Minima

MCP Server

Local RAG on Docker with ChatGPT, Claude, or fully offline

Stale(60)

1.0kstars

4views

Updated 12 days ago

About

Minima is an open‑source RAG server that runs in Docker containers, enabling local or on‑premises retrieval‑augmented generation. It supports fully offline mode, custom GPT integration, or Anthropic Claude for querying local documents securely.

Capabilities

Resources

Access data sources

Tools

Execute functions

Prompts

Pre-built templates

Sampling

AI model interactions

Minima is a versatile, open‑source Retrieval‑Augmented Generation (RAG) server that can run entirely on‑premises or integrate seamlessly with popular AI assistants such as ChatGPT and Anthropic Claude. Its core mission is to give developers a secure, self‑hosted solution for indexing and querying private documents while still leveraging the power of large language models (LLMs). By keeping all neural networks—embedding, reranker, and the primary LLM—within a local environment, Minima eliminates data‑leakage risks that accompany cloud‑based RAG services. At the same time, it offers flexible deployment modes so teams can choose between a fully isolated stack or hybrid setups that offload heavy LLM inference to cloud services.

The server exposes a rich set of MCP endpoints, allowing AI assistants to perform document search, context retrieval, and answer generation on the fly. Developers can point Minima at any folder containing PDFs, Word files, Markdown, CSVs, and more; the indexer recursively scans these files, creates embeddings with a Sentence‑Transformer model, stores vectors in Qdrant, and optionally reranks results using a BAAI reranker. When integrated with ChatGPT or Claude, the assistant can query this index in real time, returning answers that are grounded in the user’s own data rather than generic knowledge bases. For purely local use, Minima can even launch an Electron UI that lets users interact with the index directly.

Key capabilities include:

On‑premises isolation – run all components in Docker containers or locally, ensuring data never leaves the network.
Hybrid LLM support – choose between a local Ollama model or a cloud‑hosted LLM (ChatGPT, Claude) while keeping the retrieval stack local.
MCP integration – expose custom endpoints that any MCP‑compliant client can consume, enabling seamless tool calls from assistants.
Scalable vector storage – Qdrant handles high‑dimensional embeddings, supporting efficient similarity search across large corpora.
Easy configuration – a single file controls paths, models, and authentication details for ChatGPT custom GPTs.

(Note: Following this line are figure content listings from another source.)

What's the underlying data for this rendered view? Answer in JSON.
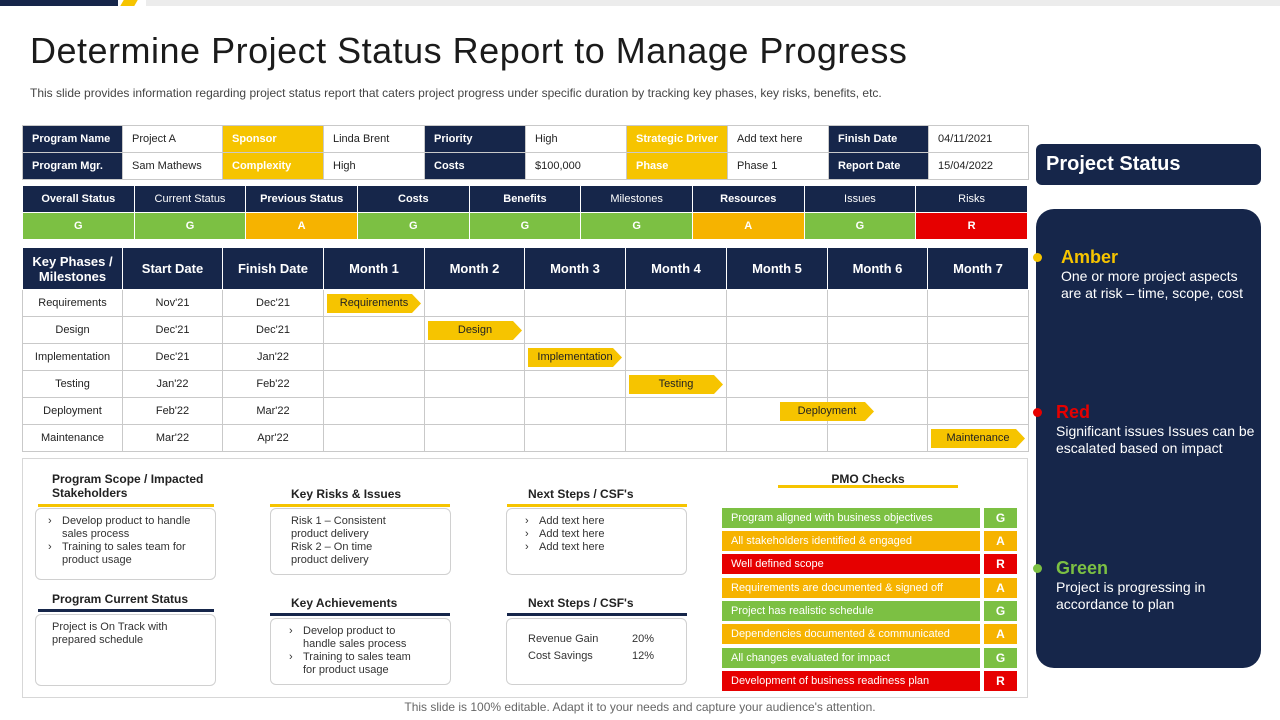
{
  "title": "Determine Project Status Report to Manage Progress",
  "subtitle": "This slide provides  information  regarding  project status report  that caters project progress  under specific duration  by tracking key phases,  key risks, benefits,  etc.",
  "info": {
    "program_name_label": "Program Name",
    "program_name": "Project A",
    "sponsor_label": "Sponsor",
    "sponsor": "Linda Brent",
    "priority_label": "Priority",
    "priority": "High",
    "strategic_driver_label": "Strategic Driver",
    "strategic_driver": "Add text here",
    "finish_date_label": "Finish Date",
    "finish_date": "04/11/2021",
    "program_mgr_label": "Program Mgr.",
    "program_mgr": "Sam Mathews",
    "complexity_label": "Complexity",
    "complexity": "High",
    "costs_label": "Costs",
    "costs": "$100,000",
    "phase_label": "Phase",
    "phase": "Phase 1",
    "report_date_label": "Report Date",
    "report_date": "15/04/2022"
  },
  "status": {
    "headers": [
      "Overall Status",
      "Current Status",
      "Previous Status",
      "Costs",
      "Benefits",
      "Milestones",
      "Resources",
      "Issues",
      "Risks"
    ],
    "values": [
      "G",
      "G",
      "A",
      "G",
      "G",
      "G",
      "A",
      "G",
      "R"
    ]
  },
  "gantt": {
    "headers": [
      "Key Phases / Milestones",
      "Start Date",
      "Finish Date",
      "Month 1",
      "Month 2",
      "Month 3",
      "Month 4",
      "Month 5",
      "Month 6",
      "Month 7"
    ],
    "rows": [
      {
        "phase": "Requirements",
        "start": "Nov'21",
        "finish": "Dec'21",
        "bar": "Requirements"
      },
      {
        "phase": "Design",
        "start": "Dec'21",
        "finish": "Dec'21",
        "bar": "Design"
      },
      {
        "phase": "Implementation",
        "start": "Dec'21",
        "finish": "Jan'22",
        "bar": "Implementation"
      },
      {
        "phase": "Testing",
        "start": "Jan'22",
        "finish": "Feb'22",
        "bar": "Testing"
      },
      {
        "phase": "Deployment",
        "start": "Feb'22",
        "finish": "Mar'22",
        "bar": "Deployment"
      },
      {
        "phase": "Maintenance",
        "start": "Mar'22",
        "finish": "Apr'22",
        "bar": "Maintenance"
      }
    ]
  },
  "bottom": {
    "scope_title": "Program Scope / Impacted Stakeholders",
    "scope_items": [
      "Develop product to handle sales process",
      "Training to sales team for product usage"
    ],
    "current_status_title": "Program Current Status",
    "current_status_text": "Project is On Track with prepared schedule",
    "risks_title": "Key Risks & Issues",
    "risks_text_1": "Risk 1 – Consistent product delivery",
    "risks_text_2": "Risk 2 – On time product delivery",
    "achievements_title": "Key Achievements",
    "achievements_items": [
      "Develop product to handle sales process",
      "Training to sales team for product usage"
    ],
    "next_steps_title": "Next Steps / CSF's",
    "next_steps_items": [
      "Add text here",
      "Add text here",
      "Add text here"
    ],
    "next_steps2_title": "Next Steps / CSF's",
    "kpis": [
      {
        "label": "Revenue Gain",
        "value": "20%"
      },
      {
        "label": "Cost Savings",
        "value": "12%"
      }
    ],
    "pmo_title": "PMO Checks",
    "pmo_checks": [
      {
        "label": "Program aligned with business objectives",
        "status": "G"
      },
      {
        "label": "All stakeholders identified & engaged",
        "status": "A"
      },
      {
        "label": "Well defined scope",
        "status": "R"
      },
      {
        "label": "Requirements are documented & signed off",
        "status": "A"
      },
      {
        "label": "Project has realistic schedule",
        "status": "G"
      },
      {
        "label": "Dependencies documented & communicated",
        "status": "A"
      },
      {
        "label": "All changes evaluated for impact",
        "status": "G"
      },
      {
        "label": "Development of business readiness plan",
        "status": "R"
      }
    ]
  },
  "project_status": {
    "title": "Project Status",
    "legend": [
      {
        "name": "Amber",
        "desc": "One or more project aspects are at risk – time, scope, cost",
        "color": "#f6c400"
      },
      {
        "name": "Red",
        "desc": "Significant issues Issues can be escalated based on impact",
        "color": "#e60000"
      },
      {
        "name": "Green",
        "desc": "Project is progressing in accordance to plan",
        "color": "#7cc043"
      }
    ]
  },
  "footer": "This slide is 100% editable. Adapt it to your needs and capture your audience's attention.",
  "colors": {
    "navy": "#16264a",
    "yellow": "#f6c400",
    "green": "#7cc043",
    "amber": "#f6b300",
    "red": "#e60000"
  }
}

Real‑world scenarios benefit from Minima’s design: a legal firm can index confidential case files and query them through ChatGPT without exposing sensitive data; an R&D team can search internal research papers with Claude, while keeping the entire stack behind a corporate firewall; or an individual developer can experiment locally with their own notes and codebases. In each case, Minima turns a static document collection into an interactive knowledge base that AI assistants can harness instantly.